The committee met Tuesday to discuss the report, and labeled it a draft for final action next week to allow New York officials more time to comment.
Rep. Darrell Issa, R-California, chairman of the panel, credited whistleblowers for exposing many of the problems identified in “a system that allowed itself to be gamed.”
Ranking Democrat Elijah Cummings of Maryland said the report “goes a long way in … placing a spotlight on the situation,” but noted that more time is needed for polishing.
The committee blasted federal agencies last year for allowing New York to overbill the federal government $15 billion over two decades for services to developmentally disabled Medicaid recipients. The new report, like the prior one, drew from news stories that have questioned the state’s program. Medicaid is supposed to cover medical services to low-income patients.

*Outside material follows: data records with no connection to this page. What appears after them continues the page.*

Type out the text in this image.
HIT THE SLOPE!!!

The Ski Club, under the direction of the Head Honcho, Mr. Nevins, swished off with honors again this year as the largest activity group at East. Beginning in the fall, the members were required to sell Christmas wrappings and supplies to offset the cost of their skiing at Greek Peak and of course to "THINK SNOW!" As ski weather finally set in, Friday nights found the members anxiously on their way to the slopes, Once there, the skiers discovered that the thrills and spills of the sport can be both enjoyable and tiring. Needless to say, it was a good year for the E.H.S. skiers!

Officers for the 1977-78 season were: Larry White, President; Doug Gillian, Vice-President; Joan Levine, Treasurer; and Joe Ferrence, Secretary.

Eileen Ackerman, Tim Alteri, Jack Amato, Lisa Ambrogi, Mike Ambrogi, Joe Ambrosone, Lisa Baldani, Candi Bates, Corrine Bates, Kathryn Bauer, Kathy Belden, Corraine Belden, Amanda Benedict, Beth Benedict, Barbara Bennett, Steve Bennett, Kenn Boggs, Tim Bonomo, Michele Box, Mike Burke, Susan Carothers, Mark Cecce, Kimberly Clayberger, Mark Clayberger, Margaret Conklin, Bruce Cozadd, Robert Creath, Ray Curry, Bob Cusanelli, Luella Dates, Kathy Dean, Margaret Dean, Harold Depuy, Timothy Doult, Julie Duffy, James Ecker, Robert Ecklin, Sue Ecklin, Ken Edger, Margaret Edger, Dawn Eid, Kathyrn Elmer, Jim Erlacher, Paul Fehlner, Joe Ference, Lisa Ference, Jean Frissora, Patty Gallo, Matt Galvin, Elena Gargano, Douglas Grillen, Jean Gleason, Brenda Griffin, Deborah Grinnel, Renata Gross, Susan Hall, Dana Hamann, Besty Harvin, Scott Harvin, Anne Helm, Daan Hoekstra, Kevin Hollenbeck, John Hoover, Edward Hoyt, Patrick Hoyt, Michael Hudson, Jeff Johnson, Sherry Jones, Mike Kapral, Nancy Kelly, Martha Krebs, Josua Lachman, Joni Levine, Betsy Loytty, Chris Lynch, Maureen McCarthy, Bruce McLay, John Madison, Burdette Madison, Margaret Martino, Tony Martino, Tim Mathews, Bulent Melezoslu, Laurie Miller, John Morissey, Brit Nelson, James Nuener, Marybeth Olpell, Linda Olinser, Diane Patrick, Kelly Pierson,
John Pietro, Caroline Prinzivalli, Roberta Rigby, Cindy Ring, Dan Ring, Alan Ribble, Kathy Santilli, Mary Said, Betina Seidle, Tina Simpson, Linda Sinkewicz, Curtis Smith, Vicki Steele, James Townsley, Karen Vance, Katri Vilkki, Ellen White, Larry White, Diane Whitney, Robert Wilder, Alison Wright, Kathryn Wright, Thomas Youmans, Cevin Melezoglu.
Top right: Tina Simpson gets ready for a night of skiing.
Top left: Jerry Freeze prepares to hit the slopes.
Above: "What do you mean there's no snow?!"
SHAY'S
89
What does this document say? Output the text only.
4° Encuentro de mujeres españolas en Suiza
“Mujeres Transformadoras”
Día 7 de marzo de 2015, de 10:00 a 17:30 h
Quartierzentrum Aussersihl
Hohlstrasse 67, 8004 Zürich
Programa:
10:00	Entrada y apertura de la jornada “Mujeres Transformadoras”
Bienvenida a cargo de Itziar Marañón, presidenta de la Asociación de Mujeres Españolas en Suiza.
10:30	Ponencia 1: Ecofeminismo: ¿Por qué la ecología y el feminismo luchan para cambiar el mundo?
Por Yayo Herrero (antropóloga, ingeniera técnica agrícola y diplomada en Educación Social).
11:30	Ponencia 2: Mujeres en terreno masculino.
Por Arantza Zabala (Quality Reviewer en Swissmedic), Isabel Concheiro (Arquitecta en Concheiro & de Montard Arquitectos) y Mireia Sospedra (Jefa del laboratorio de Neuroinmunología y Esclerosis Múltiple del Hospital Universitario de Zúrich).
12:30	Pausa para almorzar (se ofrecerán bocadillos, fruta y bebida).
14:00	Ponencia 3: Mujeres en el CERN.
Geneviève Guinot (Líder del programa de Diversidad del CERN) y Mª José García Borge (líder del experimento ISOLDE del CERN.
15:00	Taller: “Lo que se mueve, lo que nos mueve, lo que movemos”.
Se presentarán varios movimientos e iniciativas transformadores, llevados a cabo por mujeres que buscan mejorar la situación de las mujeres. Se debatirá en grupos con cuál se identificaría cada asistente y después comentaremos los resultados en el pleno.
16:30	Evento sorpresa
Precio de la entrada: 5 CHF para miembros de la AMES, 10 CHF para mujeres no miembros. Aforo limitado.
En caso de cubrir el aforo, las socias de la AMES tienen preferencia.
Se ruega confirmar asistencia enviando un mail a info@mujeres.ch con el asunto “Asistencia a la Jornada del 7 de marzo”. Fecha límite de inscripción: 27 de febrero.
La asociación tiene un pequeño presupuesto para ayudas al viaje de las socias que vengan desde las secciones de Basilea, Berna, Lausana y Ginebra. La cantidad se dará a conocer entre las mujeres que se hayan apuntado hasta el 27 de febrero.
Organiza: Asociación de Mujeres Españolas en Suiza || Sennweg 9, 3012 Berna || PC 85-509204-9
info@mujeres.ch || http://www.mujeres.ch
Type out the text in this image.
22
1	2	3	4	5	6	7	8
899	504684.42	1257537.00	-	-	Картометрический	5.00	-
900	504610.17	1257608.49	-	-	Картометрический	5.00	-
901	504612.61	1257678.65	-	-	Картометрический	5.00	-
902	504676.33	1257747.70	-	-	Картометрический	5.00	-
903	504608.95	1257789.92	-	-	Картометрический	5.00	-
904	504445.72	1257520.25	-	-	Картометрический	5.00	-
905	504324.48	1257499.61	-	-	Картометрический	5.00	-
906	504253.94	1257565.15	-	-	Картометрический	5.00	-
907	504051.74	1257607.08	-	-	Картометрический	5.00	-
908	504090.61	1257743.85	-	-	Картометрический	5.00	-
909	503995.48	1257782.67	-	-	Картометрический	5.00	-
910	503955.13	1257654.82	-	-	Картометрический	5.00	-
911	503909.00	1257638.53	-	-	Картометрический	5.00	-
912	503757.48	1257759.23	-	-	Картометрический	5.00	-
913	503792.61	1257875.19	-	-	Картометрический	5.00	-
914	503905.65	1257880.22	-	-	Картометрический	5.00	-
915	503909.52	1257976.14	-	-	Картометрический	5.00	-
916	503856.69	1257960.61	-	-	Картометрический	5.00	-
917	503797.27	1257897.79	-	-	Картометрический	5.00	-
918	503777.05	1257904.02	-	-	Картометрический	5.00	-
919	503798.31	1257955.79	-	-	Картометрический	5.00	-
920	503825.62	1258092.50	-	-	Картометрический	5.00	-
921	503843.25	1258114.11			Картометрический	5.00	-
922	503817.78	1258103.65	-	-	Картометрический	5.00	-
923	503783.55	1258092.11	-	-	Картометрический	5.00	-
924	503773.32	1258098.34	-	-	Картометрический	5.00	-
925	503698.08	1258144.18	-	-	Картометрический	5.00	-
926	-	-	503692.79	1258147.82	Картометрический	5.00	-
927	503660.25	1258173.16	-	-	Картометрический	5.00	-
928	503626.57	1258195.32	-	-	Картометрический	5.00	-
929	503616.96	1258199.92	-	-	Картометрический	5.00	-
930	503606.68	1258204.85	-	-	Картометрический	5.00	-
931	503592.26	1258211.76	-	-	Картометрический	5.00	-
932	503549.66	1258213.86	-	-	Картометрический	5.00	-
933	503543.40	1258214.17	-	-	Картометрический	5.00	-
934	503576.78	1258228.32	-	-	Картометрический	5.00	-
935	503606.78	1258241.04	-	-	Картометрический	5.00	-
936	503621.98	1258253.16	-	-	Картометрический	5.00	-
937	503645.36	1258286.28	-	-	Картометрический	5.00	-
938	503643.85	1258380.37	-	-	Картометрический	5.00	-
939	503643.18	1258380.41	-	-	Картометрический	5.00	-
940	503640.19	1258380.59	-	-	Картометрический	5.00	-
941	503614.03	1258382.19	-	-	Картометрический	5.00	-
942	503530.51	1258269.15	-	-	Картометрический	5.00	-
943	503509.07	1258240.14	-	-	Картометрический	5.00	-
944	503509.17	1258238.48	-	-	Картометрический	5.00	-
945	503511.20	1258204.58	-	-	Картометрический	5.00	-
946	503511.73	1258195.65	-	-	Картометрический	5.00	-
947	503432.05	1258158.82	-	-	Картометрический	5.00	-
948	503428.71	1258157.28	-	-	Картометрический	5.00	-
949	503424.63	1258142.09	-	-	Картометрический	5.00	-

“I can’t believe the Republican majority in Congress would allege such a thing,” said Comptroller Tom DiNapoli, who has pledged to examine New York’s Medicaid costs. “I’ll take a look at the report.”
Gov. Andrew Cuomo‘s aides would not respond at length to the report’s findings and direction. “These issues occurred under previous administrations and most, if not all, of these issues have since been corrected,” said Richard Azzopardi, a Cuomo spokesman.